Combining CP and MIP

Application problems often combine different subproblems that are solved better with one or another solver, making the complete problem difficult or unmanageable for a single solver. A typical example is production planning and scheduling applications. The long-term (planning) aspects are usually more easily handled by LP solvers whereas the short-term (scheduling) subproblems are better suited for CP solvers. Solving these two parts completely independent of each other may lead to infeasible scheduling subproblems or plans that do not correspond to the reality of production. A possible solution to this dilemma is to iteratively solve LP planning problems and CP scheduling problems, until a feasible schedule for the planned quantities is obtained.

Another method of combined MIP-CP problem solving that provides a tighter integration of the two techniques consists of solving CP subproblems for generating cuts at the nodes of a MIP Branch-and-Bound search. This technique has already been applied successfully to several large-scale planning and scheduling applications by PSA and BASF (see for instance the description of hybrid MIP-CP algorithms implemented with Mosel in [BP03] and [Sad04]). This type of combination is more technical than sequential CP and LP/MIP solving since it requires the developer of the algorithm to interact with the MIP search at every node.
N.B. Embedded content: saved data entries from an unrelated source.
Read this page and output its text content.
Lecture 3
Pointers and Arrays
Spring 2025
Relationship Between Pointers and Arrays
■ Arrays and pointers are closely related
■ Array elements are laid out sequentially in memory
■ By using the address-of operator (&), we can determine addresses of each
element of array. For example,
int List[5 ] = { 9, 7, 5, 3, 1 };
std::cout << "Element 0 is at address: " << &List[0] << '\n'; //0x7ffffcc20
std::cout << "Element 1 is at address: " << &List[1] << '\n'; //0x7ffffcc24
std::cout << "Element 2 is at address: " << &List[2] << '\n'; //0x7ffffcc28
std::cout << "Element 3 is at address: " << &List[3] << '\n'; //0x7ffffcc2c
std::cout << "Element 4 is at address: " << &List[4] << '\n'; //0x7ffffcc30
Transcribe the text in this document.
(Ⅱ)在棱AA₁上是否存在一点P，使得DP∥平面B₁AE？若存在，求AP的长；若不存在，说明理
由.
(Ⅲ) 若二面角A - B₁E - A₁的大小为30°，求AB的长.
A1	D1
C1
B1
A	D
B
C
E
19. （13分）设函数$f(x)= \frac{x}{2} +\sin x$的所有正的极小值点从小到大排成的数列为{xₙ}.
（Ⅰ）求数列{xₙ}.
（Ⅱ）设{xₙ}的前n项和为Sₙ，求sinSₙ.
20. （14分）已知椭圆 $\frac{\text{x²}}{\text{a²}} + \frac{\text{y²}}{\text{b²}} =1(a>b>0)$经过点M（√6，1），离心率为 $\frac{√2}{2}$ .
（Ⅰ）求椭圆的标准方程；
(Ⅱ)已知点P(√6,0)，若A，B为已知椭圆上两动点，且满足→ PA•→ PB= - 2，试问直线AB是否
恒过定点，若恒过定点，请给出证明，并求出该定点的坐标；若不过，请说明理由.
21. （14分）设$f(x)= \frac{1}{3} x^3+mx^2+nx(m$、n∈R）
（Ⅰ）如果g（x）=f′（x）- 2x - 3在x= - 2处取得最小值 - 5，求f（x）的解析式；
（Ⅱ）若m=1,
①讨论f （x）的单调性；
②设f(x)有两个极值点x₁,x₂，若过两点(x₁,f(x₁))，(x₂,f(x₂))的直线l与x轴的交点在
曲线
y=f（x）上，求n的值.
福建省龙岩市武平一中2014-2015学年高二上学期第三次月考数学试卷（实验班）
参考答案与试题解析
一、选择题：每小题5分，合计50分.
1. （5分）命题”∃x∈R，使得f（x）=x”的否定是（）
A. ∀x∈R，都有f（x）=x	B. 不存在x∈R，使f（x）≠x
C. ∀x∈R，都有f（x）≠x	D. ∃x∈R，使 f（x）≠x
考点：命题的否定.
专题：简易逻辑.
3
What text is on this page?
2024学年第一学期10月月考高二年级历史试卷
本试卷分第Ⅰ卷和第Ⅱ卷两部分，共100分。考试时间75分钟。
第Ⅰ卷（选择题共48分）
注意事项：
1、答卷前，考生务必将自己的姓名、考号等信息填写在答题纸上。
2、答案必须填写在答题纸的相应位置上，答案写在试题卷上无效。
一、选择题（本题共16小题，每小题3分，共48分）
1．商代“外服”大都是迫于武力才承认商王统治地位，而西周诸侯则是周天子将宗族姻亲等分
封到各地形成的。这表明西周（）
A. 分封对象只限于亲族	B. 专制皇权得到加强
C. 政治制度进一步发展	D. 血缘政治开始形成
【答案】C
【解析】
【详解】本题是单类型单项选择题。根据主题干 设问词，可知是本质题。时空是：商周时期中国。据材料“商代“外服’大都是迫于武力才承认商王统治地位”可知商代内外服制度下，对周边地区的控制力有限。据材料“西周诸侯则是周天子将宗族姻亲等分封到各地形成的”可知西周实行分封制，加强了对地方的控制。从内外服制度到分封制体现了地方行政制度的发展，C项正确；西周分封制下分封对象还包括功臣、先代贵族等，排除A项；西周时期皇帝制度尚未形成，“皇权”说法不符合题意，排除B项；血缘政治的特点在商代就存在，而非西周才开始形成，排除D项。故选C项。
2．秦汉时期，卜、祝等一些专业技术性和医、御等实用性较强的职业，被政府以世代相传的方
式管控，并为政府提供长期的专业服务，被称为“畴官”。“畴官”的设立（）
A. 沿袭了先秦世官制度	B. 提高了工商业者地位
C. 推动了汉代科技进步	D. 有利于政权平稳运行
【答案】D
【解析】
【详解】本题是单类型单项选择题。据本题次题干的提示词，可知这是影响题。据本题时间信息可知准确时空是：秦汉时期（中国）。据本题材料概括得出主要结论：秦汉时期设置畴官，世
Cut generation algorithms can be implemented with the help of the Xpress Optimizer callbacks (see the `Mosel Language Reference Manual' for the definition of callbacks with Mosel and the `Xpress Optimizer Reference Manual' for an explanation of the Optimizer callback functions).

The original description of the example in this section was published in [JG99]. A prototype implementation was developed by N.  Pisaruk in the context of the EU-project LISCOS.